At this time, Lucille Ball was the biggest star on TV as her show was pulling in an audience of over 60 million people each week. It is at this height that a story breaks about Lucy being a communist, something you don’t want to be called in the early 1950’s . It is then that the men in suits start to ask if they should be worried, but Lucy and Desi assure them that they don’t need to worry as there is a honest reason for her being called that and that she had already been cleared. That though isn’t the only problem, as Lucy is also pregnant, something that at the time would prove difficult in the filming of each week’s episode. Written and directed by Aaron Sorkin, Being the Ricardos is filled with Sorkin’s trademark zippy dialogue that I dream one day will be how everyone talks to each other. Until that day I get to see it every few years and for someone who made a lot of people disappointed with her casting, Kidman is just dynamite as Ball. If you ever were to doubt her abilities, something I don’t know why you would, this film just reminds us she can bend herself into any role. As if the film doesn’t have enough going on, Sorkin also throws in that time Desi was photographed sitting too close to another woman, something that is compounded by Desi’s nightly absences, or as some might say, added fuel to the fire. Kidman and Bardem are just fantastic playing the couple and while some might have a problem with Bardem, who is Spanish, playing a Cuban, other than his below average accent, plays Arnaz perfectly. “Intensity” is the word of the day and this film has it in abundance, especially the table read sequences, that just pop with it.

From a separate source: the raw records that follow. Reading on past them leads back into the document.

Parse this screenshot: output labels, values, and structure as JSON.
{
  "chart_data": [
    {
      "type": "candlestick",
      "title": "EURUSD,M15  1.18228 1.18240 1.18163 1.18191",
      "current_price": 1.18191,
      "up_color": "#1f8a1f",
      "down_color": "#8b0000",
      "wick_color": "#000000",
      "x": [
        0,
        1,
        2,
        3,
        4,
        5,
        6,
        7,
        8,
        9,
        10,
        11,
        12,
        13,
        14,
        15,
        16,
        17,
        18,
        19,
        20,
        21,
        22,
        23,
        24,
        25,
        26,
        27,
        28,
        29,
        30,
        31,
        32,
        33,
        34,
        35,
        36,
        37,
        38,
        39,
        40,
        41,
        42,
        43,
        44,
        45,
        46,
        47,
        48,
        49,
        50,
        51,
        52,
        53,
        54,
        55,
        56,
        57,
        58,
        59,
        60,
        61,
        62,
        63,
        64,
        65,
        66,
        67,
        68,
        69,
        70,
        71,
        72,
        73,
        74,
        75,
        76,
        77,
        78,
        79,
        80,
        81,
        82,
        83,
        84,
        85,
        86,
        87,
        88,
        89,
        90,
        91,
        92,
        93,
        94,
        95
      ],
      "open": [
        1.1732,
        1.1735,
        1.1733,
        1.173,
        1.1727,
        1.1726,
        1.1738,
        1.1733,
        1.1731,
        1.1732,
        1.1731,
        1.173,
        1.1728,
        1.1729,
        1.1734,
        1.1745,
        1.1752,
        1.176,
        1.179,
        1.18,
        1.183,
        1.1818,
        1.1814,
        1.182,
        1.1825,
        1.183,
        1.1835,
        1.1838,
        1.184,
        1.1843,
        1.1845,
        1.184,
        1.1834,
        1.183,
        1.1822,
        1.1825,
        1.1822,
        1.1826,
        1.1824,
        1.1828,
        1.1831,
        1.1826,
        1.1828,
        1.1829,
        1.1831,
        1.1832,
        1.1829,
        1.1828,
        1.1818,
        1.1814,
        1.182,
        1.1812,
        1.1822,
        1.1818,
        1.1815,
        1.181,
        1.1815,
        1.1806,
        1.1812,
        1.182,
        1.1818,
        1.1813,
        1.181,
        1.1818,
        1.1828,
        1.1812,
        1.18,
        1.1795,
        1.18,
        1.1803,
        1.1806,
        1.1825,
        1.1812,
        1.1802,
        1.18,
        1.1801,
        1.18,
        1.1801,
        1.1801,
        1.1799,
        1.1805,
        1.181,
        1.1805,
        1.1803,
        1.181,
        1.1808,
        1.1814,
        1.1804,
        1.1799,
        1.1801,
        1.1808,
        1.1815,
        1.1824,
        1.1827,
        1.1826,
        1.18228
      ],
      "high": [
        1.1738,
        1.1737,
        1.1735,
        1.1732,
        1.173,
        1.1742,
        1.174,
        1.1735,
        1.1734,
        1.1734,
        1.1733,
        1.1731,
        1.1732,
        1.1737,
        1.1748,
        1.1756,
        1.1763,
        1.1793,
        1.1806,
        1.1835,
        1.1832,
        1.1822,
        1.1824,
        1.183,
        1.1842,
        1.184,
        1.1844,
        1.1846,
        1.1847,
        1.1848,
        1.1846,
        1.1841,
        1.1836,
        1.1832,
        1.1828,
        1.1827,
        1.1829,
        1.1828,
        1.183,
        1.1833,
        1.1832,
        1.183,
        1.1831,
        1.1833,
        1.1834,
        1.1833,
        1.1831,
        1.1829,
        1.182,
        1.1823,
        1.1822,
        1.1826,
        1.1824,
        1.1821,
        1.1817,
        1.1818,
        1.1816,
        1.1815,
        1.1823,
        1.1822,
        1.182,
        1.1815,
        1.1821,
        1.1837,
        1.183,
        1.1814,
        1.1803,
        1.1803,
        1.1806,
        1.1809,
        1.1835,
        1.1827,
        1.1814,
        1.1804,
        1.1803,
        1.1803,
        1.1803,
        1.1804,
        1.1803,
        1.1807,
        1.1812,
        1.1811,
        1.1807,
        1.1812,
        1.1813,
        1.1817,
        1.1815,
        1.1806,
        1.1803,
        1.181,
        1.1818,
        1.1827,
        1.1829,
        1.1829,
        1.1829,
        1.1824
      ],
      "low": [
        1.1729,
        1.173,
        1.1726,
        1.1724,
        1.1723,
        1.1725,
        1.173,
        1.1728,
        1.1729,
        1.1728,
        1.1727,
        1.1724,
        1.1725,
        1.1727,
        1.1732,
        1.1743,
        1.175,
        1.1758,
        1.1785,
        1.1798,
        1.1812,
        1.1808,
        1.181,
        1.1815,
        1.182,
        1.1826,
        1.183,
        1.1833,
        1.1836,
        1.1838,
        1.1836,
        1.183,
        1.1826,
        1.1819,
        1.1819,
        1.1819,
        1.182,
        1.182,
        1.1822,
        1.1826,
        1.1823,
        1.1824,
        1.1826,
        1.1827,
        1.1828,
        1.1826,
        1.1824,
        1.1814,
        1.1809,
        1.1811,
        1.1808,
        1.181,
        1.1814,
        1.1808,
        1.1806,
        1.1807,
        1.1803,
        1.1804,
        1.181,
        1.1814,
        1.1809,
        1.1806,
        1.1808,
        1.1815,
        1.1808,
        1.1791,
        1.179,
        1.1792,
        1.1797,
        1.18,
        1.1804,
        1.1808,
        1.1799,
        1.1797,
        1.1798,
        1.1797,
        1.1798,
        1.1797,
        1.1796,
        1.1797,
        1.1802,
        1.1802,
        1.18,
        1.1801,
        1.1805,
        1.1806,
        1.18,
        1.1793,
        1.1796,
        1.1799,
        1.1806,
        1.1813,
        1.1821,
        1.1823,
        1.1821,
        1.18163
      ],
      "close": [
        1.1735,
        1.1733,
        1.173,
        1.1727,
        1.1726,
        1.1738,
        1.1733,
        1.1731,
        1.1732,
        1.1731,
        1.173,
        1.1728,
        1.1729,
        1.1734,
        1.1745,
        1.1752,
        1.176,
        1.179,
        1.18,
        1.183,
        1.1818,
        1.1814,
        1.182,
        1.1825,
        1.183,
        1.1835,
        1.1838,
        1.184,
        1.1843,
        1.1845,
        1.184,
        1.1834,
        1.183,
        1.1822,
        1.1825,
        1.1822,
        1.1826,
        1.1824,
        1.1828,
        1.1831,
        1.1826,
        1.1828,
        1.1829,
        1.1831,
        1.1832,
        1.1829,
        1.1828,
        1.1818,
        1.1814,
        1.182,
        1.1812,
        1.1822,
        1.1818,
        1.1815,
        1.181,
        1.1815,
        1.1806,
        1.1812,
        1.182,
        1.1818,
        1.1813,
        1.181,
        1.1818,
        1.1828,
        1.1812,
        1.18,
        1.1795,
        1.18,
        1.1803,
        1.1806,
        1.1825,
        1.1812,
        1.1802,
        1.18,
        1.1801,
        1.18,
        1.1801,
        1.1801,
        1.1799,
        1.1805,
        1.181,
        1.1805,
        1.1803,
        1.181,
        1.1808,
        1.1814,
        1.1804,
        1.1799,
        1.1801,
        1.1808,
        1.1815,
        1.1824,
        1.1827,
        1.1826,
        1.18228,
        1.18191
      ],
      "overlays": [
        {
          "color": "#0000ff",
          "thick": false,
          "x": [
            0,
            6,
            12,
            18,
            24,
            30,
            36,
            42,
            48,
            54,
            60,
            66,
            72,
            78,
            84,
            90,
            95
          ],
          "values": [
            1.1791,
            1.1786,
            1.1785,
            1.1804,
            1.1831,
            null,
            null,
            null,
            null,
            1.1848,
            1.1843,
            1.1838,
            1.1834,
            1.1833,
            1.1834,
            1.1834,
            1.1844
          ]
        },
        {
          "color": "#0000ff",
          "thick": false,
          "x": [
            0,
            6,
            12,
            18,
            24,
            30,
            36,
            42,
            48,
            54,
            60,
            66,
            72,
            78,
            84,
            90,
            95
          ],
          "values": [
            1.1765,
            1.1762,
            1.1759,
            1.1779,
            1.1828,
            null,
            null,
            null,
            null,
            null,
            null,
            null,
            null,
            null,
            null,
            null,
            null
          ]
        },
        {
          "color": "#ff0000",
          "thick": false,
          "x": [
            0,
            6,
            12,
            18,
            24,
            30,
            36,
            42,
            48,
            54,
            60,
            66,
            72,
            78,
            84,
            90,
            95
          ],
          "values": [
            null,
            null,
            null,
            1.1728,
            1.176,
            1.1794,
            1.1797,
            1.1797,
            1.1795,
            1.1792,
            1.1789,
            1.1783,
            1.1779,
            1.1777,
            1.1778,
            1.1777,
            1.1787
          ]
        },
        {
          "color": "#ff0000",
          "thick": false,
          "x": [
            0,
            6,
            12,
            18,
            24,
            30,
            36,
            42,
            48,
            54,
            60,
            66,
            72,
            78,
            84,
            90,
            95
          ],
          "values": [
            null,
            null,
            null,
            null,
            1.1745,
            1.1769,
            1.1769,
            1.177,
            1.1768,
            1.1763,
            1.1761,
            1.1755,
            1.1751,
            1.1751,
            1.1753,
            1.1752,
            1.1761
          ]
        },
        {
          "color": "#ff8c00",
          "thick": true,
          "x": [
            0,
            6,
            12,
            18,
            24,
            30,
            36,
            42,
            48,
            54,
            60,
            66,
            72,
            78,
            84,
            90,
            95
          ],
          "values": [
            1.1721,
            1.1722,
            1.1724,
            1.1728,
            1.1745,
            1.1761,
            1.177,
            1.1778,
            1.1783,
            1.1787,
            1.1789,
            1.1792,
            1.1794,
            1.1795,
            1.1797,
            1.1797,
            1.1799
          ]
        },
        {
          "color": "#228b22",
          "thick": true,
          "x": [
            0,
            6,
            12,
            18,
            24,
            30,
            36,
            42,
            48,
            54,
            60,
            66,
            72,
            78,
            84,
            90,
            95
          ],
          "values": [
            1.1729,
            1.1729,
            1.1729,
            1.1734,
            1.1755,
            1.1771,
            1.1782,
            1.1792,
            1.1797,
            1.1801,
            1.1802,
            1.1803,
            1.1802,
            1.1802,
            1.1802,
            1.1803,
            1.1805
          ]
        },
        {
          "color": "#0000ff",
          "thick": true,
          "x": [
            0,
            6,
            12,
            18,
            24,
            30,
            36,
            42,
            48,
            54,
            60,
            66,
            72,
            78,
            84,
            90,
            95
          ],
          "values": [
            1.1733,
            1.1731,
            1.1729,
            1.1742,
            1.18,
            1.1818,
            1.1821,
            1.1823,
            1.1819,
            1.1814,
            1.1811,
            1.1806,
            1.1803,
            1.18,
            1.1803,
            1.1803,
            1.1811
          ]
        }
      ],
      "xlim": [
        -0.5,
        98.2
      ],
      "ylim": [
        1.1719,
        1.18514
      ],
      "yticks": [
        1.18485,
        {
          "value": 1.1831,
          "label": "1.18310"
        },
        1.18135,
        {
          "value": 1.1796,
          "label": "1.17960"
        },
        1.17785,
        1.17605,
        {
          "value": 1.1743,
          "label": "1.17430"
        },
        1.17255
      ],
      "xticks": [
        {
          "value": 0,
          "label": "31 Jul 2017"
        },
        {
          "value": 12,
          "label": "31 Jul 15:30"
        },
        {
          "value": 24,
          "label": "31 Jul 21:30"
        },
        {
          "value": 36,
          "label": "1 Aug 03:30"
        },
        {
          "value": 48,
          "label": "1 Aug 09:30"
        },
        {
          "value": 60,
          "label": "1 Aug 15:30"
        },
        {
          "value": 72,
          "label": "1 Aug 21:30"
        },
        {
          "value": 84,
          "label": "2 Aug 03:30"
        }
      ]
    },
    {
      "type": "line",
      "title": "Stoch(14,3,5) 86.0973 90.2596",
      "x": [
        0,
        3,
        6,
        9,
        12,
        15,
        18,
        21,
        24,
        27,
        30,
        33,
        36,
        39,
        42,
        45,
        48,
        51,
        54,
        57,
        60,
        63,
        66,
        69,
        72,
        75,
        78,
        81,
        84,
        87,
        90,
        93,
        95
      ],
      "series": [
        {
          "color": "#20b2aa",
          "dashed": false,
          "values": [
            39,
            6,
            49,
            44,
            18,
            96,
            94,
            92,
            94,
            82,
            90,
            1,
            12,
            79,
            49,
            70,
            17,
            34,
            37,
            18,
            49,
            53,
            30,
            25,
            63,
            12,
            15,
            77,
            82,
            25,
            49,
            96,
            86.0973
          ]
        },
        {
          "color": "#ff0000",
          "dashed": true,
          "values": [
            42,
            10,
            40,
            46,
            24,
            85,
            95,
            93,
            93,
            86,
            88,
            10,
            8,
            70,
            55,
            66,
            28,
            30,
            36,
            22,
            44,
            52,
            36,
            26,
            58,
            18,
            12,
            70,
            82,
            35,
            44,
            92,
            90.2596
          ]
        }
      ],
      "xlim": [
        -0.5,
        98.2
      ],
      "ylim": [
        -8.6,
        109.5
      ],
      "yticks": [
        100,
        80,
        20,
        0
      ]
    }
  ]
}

Being the Ricardos does have its flaws, and most of them come from the films lack of heart, as its words are witty and have a rat-a-tat fluidity to them, still often lack feeling. Even though it is not enough to dull the performances and this cast is just too good to let things get in their way, especially Kidman. Who gives one of the finest performances of her career. This is a well-crafted movie and it all comes to a very satisfying end that any fan of Lucy would love.